In this series, we have looked at the value digital digital data can bring to the insurance industry. Specifically, I see that there are four main areas where insurance companies can take advantage of digital twins to make material improvements.

1. Distribution

Insurance companies, especially those with personal lines, have already made great strides in using data to improve distribution. They have focused on creating a digital copy of the business book and built digital twins of customers based on their online activities, search habits and where they shop.

While this greater understanding of the customer journey helps insurance companies become more efficient and contextually relevant in sales, leading insurance companies take things a step further. They want to offer one-click purchases and an omnichannel ecosystem so that customers can move seamlessly between channels.

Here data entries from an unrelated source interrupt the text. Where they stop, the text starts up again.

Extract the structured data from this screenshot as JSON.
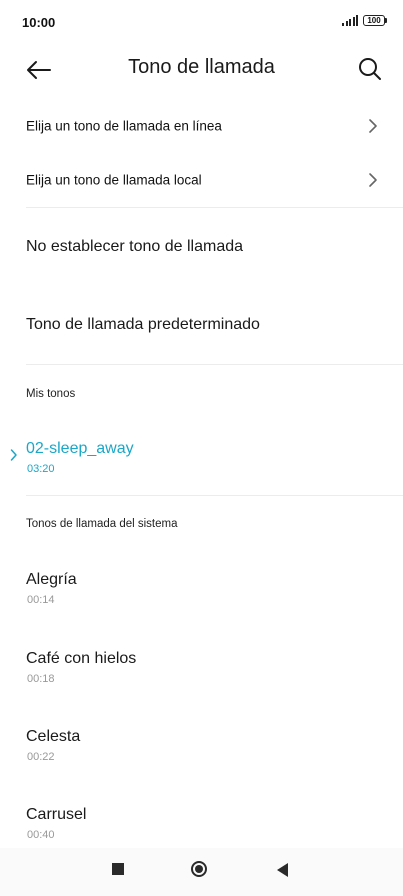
{
  "status_bar": {
    "time": "10:00",
    "battery": "100"
  },
  "toolbar": {
    "title": "Tono de llamada"
  },
  "nav_rows": [
    {
      "label": "Elija un tono de llamada en línea"
    },
    {
      "label": "Elija un tono de llamada local"
    }
  ],
  "options": [
    {
      "label": "No establecer tono de llamada"
    },
    {
      "label": "Tono de llamada predeterminado"
    }
  ],
  "my_tones": {
    "header": "Mis tonos",
    "items": [
      {
        "name": "02-sleep_away",
        "duration": "03:20",
        "selected": true
      }
    ]
  },
  "system_tones": {
    "header": "Tonos de llamada del sistema",
    "items": [
      {
        "name": "Alegría",
        "duration": "00:14"
      },
      {
        "name": "Café con hielos",
        "duration": "00:18"
      },
      {
        "name": "Celesta",
        "duration": "00:22"
      },
      {
        "name": "Carrusel",
        "duration": "00:40"
      }
    ]
  },
  "colors": {
    "accent": "#1aa7c8",
    "text": "#1a1a1a",
    "secondary": "#999999"
  },
  "icons": [
    "back-arrow-icon",
    "search-icon",
    "chevron-right-icon",
    "signal-icon",
    "battery-icon"
  ]
}
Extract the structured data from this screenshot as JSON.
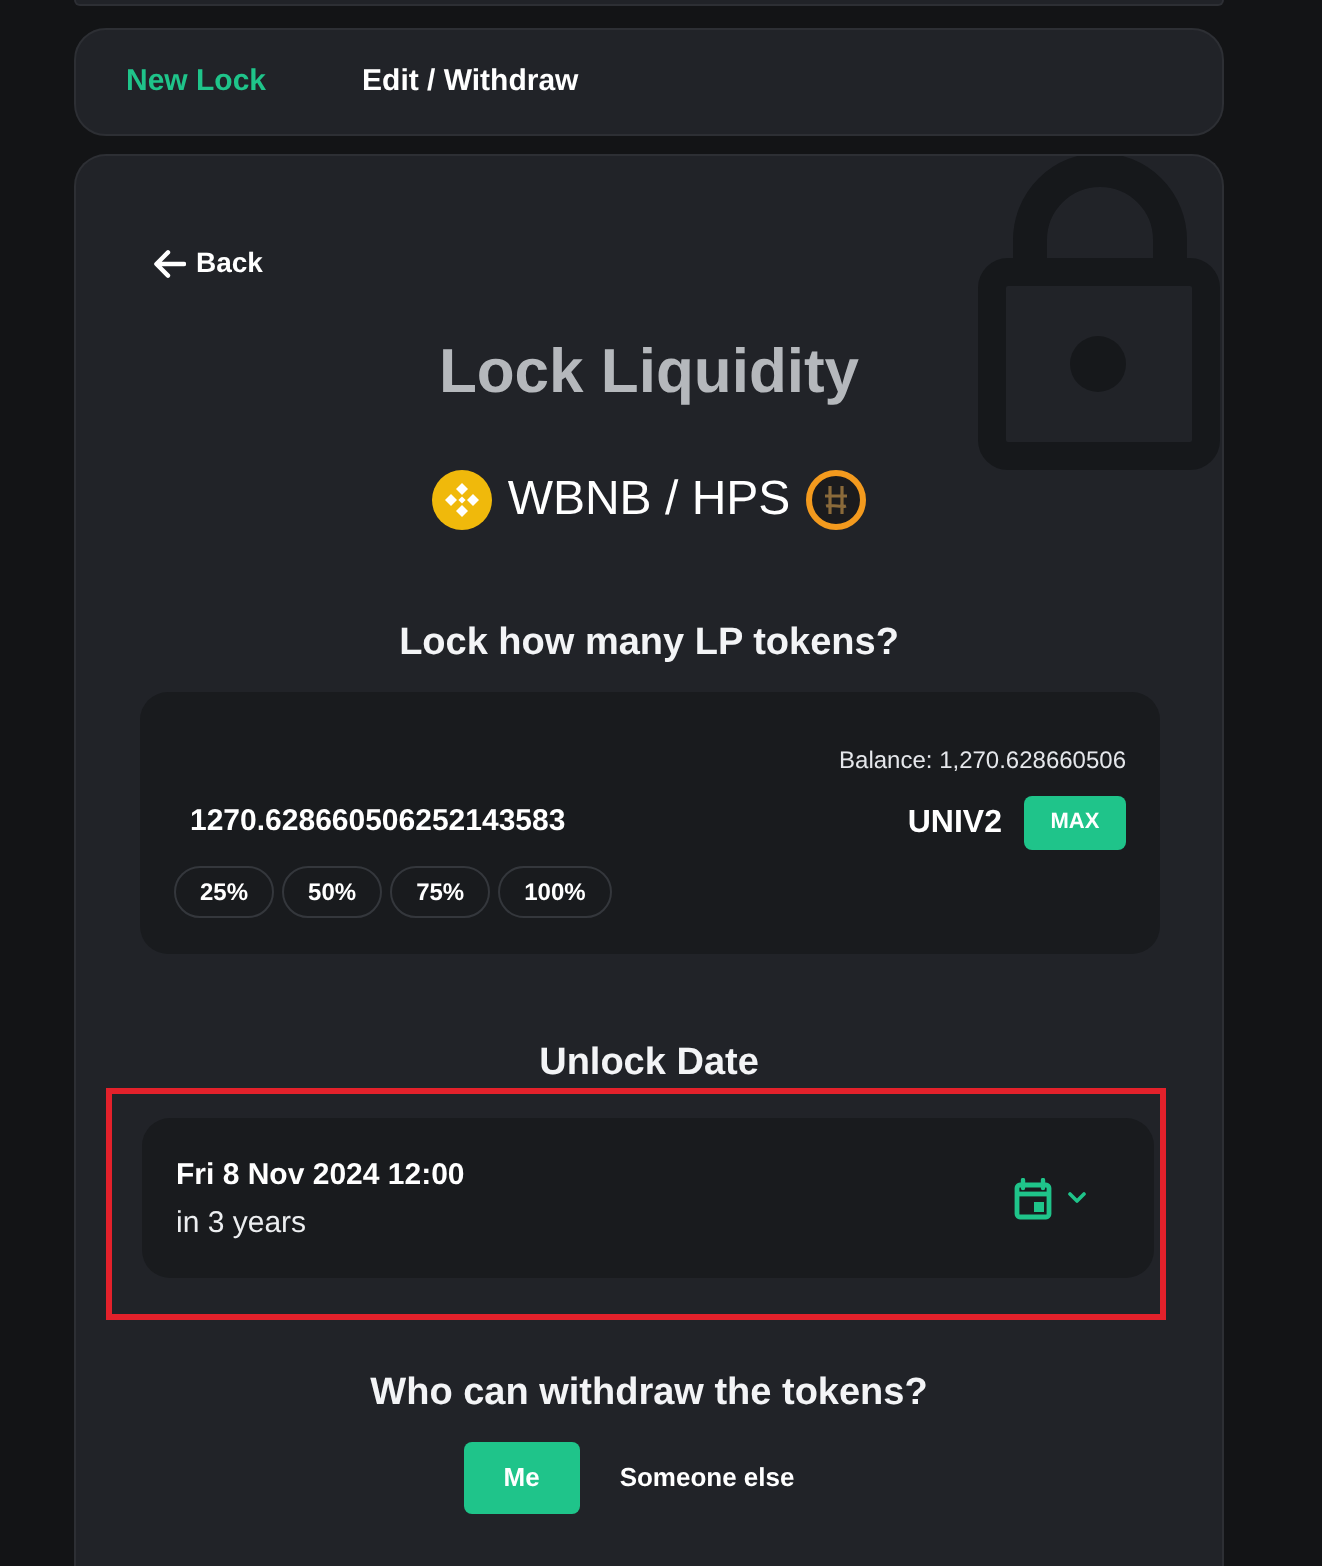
{
  "tabs": [
    {
      "label": "New Lock",
      "selected": true
    },
    {
      "label": "Edit / Withdraw",
      "selected": false
    }
  ],
  "back": {
    "label": "Back"
  },
  "title": "Lock Liquidity",
  "pair": {
    "label": "WBNB / HPS"
  },
  "amount_section": {
    "heading": "Lock how many LP tokens?",
    "balance": "Balance: 1,270.628660506",
    "value": "1270.628660506252143583",
    "token": "UNIV2",
    "max_button": "MAX",
    "percent_buttons": [
      "25%",
      "50%",
      "75%",
      "100%"
    ]
  },
  "unlock_section": {
    "heading": "Unlock Date",
    "date": "Fri 8 Nov 2024 12:00",
    "relative": "in 3 years",
    "highlighted": true
  },
  "withdrawer_section": {
    "heading": "Who can withdraw the tokens?",
    "options": [
      {
        "label": "Me",
        "selected": true
      },
      {
        "label": "Someone else",
        "selected": false
      }
    ]
  }
}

But there are additional opportunities for insurance companies to improve how they serve existing customers and for cross-selling. The more you know about the customer on the phone, the better you can provide targeted advice and services.

Imagine, for example, if you had digital twins not only for the customer but also for their insured assets and for external events that affect their decisions or their assets. You can pull these threads together into a much more comprehensive view and use it to provide a superior experience.

2. Underwriting

In issue guarantees, real-time streaming data can provide a more nuanced understanding of risks and improvements in pricing. Leading insurance companies also want to offer customers real-time risk prevention and risk-DNA-based insurance ̵

1; in an effort to be a more holistic provider of protection for their customers, not just a company that pays you when something bad happens.

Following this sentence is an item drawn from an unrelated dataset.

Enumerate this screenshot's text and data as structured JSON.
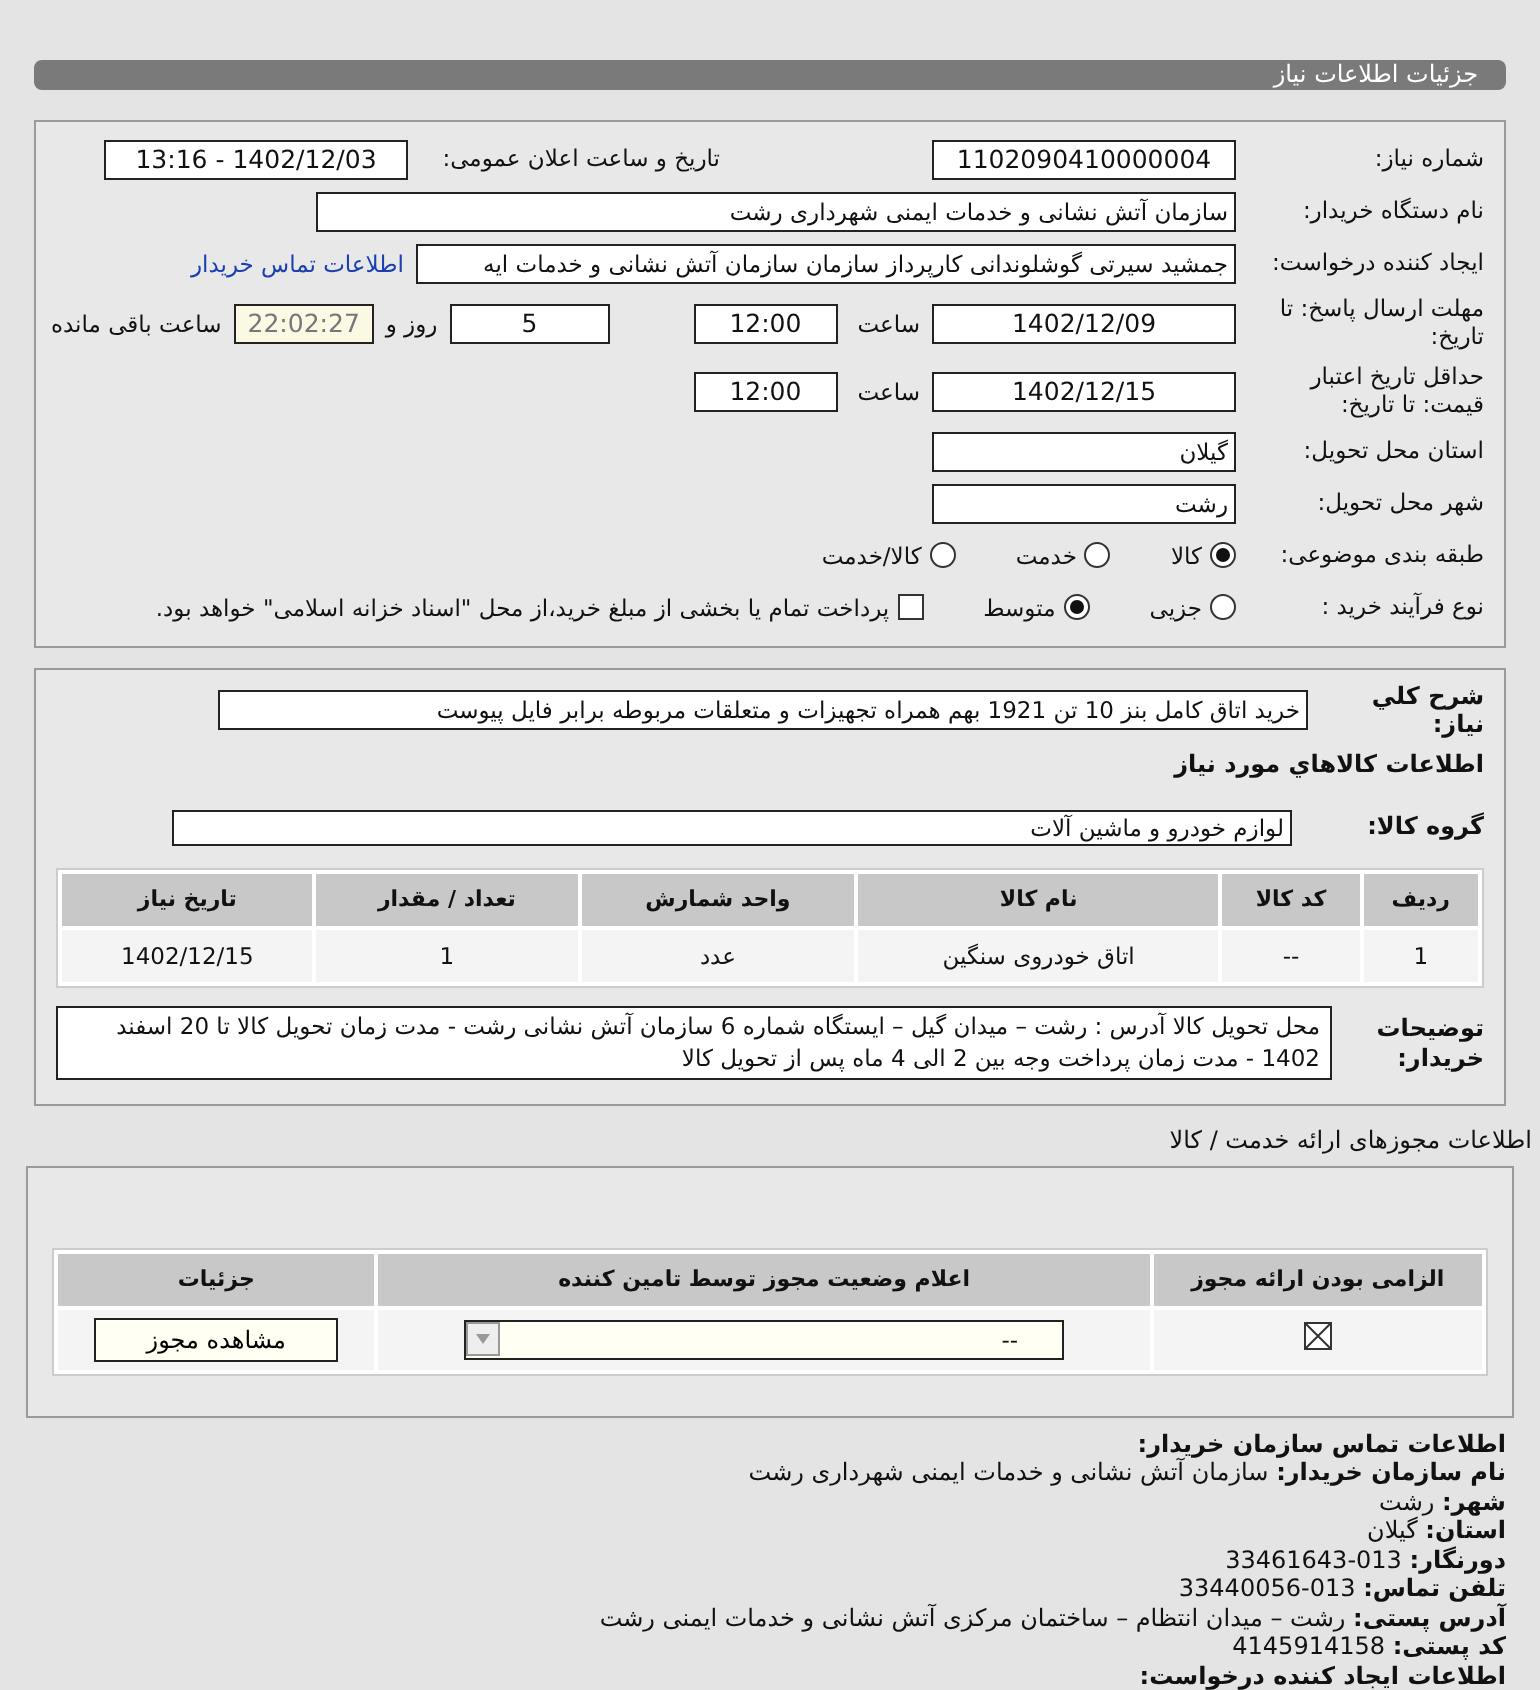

For commercial insurance companies, it can be a challenge to get a more homogeneous data set across customers, but I think the benefits will be worth it. We have already seen it for employee compensation, with payroll and ERP integration that helps carriers understand the changing workforce, associated premium changes and reduce the need for premium revisions. I recommend commercial insurers to explore this in terms of coverage (property, liability) and sector (energy, construction, marine).

3. Activities

Within the four walls of an insurance company, there is a significant opportunity to increase efficiency and improve decision-making by adding connected instruments throughout the company. Accentures Operations has proven this over the years in corporate functions such as finance, HR and purchasing. Now it’s time to turn our attention to the more traditional insurance functions such as distribution support, underwriting, claims and back-office administration functions.

With building a digital twin of the business, two benefits are quickly emerging:

  • Automation options comes with the traditional analysis of keystrokes and process steps.
  • Intelligence possibilities comes when you look at how to use that data in a different way. This is probably where the greater value comes from.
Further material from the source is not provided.